Pada sisi lain, untuk skala Negara sedang berkembang, Indonesia yang masih
berkutat memerangi penyakit-penyakit infeksi tropik akibat masih buruknya
pengelolaan lingkungan, seharusnya menempatkan prioritas pembangunan
kesehatan pada aspek promotif dan preventif, bukan semata di bidang kuratif dan
rehabilitatif saja. Sebagai catatan, rasio anggaran antara promotif dan preventif
dengan kuratif-rehabilitatif selama ini berkisar pada 1:3, suatu perbandingan yang
tidak cukup investatif untuk bangsa sedang berkembang seperti Indonesia.
D. Beberapa Pemikiran
Hal ini didukung pula oleh sifat apatis sebagian besar rakyat kita, dalam
mengkritisi kebijakan kesehatan. Pun itu diperparah dengan belum transparannya
penggunaan anggaran, dan dana yang ada lebih dialokasikan pada pos-pos yang
bukan menjadi kebutuhan mendesak masyarakat, sebagai contoh; beberapa
puskesmas di Indonesia memiliki fasilitas mobil ambulans yang lengkap namun
di puskesmas tersebut, tenaga medis yang ada hanya sebatas paramedis, tanpa
tenaga dokter, sarjana kesehatan masyarakat dan tenaga medis lainnya, jadi
proses pemenuhan dan penyediaan kebutuhan masyarakat akan kesehatan tidak
berbasis pada analisa kebutuhan tetapi lebih sebagai resultan dari tarik-menarik
kepentingan politik nasional maupun lokal.
E. Reformasi Kesehatan
Reformasi bidang kesehatan bukan lagi bahasa yang baru. Hanya saja
agendanya perlu dipertegas kembali sebagai landasan pembangunan selanjutnya.

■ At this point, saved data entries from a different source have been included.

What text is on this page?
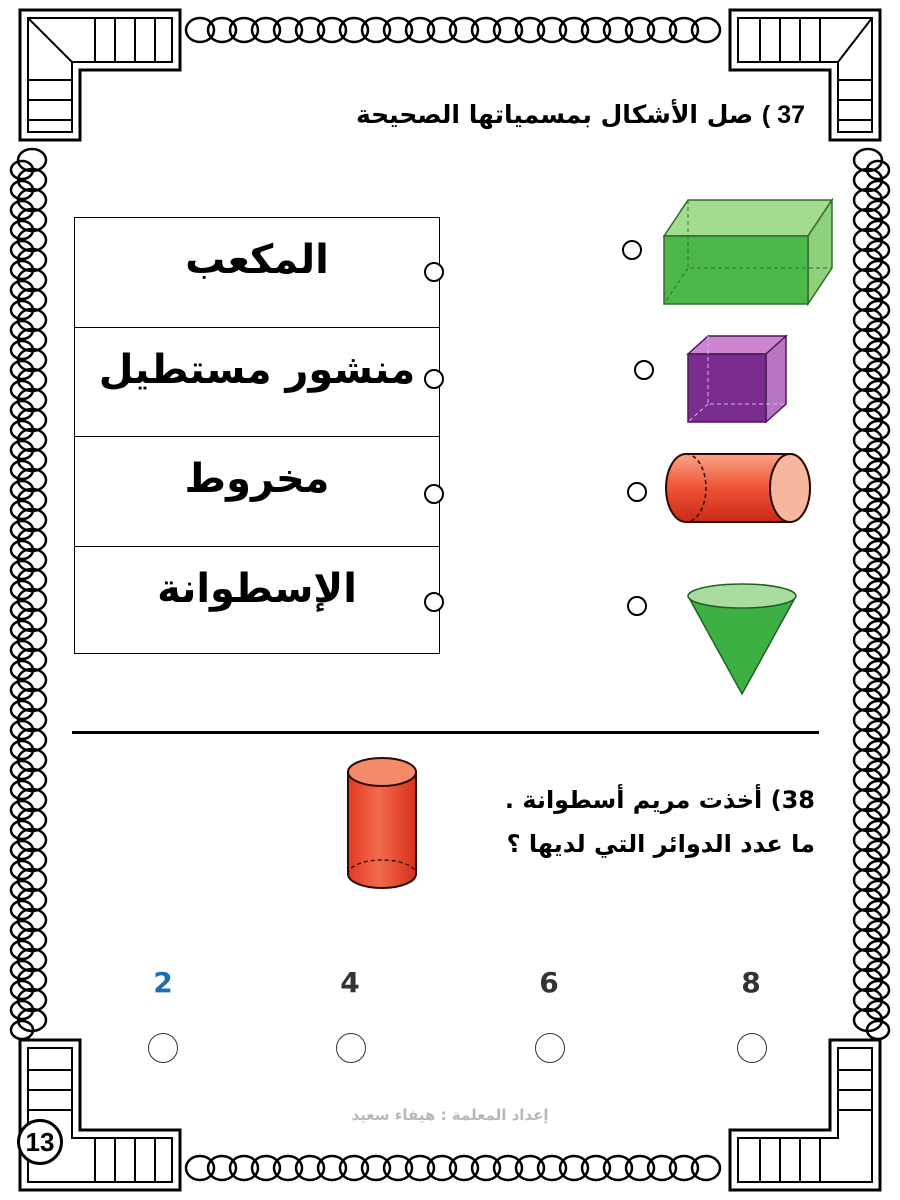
37 ) صل الأشكال بمسمياتها الصحيحة
المكعب
منشور مستطيل
مخروط
الإسطوانة
38) أخذت مريم أسطوانة .
ما عدد الدوائر التي لديها ؟
2	4	6	8
إعداد المعلمة : هيفاء سعيد
13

Jika disederhanakan, agenda reformasi kesehatan akan lebih mengedepankan
partisipasi masyarakat dalam menyusun dan menyelenggarakan aspek
kesehatannya dengan sesedikit mungkin intervensi pemerintah. Pemberdayaan
masyarakat menjadi tolok ukur keberhasilan dan pemihakan terhadap kaum
miskin menjadi syarat penerimaan universalitasnya.